A week prior to this important conference Dr Šverko had visited me at the Soane Museum to view a selection of Adam’s Grand Tour drawings, as well as Soane’s Royal Academy lecture drawings which reproduce a number of Adam’s published illustrations of Diocletian’s Palace. This had been a lovely opportunity to meet Ana, and her companion, Flora Turner-Vučetić, consultant to ‘Dalmatia – a destination of the European Grand Tour in the 18th and 19th century’, and former Cultural Consultant at the Croatian Embassy in London. I was fortunate enough to travel with Mrs Turner, and during our flight we bumped into an acquaintance of hers, the rising Croatian operatic soprano Lana Kos, who was travelling to Split to sing the leading role of Violetta in Giuseppe Verdi's ‘La Traviata’. As the opening performance was scheduled after our first day at the conference we decided to attend, and I am extremely grateful to Dr Joško Belamaric, Director of the Centre Cvito Fisković Split, and Trustee of Croatia’s National Theatre in Split, for arranging our tickets for this excellent performance at such short notice.

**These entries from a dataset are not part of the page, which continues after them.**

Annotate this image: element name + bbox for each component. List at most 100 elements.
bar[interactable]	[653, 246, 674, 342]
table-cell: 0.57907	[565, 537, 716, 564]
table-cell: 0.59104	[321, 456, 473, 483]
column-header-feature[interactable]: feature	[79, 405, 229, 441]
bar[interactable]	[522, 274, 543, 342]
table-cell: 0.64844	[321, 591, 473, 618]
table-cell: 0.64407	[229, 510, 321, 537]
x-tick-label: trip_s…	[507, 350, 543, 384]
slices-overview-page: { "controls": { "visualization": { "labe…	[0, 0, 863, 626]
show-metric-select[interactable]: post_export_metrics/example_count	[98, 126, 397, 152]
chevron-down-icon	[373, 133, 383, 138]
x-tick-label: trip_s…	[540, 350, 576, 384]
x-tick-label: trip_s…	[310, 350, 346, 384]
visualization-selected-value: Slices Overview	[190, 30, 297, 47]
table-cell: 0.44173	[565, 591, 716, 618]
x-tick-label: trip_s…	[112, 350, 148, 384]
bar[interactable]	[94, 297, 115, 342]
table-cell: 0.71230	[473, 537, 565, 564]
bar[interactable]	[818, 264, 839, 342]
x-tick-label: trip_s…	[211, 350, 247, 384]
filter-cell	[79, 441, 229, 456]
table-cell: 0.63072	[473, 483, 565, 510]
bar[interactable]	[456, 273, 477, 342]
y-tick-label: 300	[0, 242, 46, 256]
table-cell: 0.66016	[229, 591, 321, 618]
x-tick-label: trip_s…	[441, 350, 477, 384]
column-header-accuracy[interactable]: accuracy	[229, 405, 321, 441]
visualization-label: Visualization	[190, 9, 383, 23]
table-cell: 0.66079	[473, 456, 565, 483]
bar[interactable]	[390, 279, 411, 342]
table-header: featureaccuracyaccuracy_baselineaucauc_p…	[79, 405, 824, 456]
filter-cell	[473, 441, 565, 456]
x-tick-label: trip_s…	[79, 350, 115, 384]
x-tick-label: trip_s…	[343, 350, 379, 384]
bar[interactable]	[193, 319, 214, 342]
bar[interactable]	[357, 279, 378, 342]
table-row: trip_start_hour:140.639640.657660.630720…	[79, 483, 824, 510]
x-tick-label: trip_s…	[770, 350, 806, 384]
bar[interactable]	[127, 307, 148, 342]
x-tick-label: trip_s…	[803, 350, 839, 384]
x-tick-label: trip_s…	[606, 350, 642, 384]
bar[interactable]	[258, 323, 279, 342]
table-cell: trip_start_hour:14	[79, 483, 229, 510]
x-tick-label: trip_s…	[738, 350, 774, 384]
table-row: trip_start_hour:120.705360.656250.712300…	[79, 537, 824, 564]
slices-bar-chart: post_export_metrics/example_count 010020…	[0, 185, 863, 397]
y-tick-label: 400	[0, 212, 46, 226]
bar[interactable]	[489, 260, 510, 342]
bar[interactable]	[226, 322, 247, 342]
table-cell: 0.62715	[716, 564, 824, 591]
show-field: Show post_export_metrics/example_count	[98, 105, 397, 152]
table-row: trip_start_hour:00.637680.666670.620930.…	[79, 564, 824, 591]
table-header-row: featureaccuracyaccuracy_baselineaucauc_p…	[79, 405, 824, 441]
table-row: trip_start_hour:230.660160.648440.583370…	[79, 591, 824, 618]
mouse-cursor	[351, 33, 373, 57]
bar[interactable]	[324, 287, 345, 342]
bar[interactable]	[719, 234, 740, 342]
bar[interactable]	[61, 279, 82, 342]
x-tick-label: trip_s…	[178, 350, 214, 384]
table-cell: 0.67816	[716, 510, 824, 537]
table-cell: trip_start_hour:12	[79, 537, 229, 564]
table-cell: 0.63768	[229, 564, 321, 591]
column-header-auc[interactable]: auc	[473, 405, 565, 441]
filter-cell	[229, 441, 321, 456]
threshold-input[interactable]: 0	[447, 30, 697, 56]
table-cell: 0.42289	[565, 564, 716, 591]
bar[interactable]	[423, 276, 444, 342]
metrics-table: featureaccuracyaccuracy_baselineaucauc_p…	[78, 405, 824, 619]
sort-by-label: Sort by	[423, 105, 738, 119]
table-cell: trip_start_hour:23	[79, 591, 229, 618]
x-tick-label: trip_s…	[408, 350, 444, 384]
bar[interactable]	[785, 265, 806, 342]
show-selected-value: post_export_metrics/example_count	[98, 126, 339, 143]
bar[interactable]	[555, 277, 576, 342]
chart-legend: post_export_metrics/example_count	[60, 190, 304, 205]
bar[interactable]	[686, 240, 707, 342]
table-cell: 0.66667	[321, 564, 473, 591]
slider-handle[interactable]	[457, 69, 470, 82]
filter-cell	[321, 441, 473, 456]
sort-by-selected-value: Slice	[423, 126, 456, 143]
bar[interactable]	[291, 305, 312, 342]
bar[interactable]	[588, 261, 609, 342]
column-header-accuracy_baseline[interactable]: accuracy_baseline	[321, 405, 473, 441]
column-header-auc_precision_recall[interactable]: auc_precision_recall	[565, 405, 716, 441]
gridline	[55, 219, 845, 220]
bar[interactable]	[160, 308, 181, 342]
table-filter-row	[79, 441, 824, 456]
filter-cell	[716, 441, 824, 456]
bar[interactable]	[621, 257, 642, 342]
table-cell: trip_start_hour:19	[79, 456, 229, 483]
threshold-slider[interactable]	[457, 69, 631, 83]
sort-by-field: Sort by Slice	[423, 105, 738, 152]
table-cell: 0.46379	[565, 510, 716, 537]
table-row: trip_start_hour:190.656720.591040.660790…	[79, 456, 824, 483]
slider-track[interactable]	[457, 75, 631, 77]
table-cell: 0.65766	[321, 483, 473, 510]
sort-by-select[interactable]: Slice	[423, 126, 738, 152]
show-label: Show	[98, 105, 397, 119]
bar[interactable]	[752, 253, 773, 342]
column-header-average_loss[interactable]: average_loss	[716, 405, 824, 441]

I found that this was only one of many examples of extreme generosity on the part of my kind hosts in Croatia, which made my visit to beautiful Split all the more enjoyable.

Dr Frances Sands, Catalogue Editor (Adam drawings project), has been working on a project to make 8,000 drawings from the Adam collection available to view online.

As part of the Museum’s programme of digitization and improved access to collections the Adam drawings will also be amongst the 50,000 – 60,000 works of art, books and drawings, plus the Soane Archive to be transferred into the Collections Index+ Collections Management System (CMS) that will for the first time ever allow the Museum to store and sort records of all the items in the Museum’s collection. This has been made possible with thanks to funding from the HLF and an additional year’s funding by the Arts Council England’s Designation Development Fund for the collections information to become available to the public.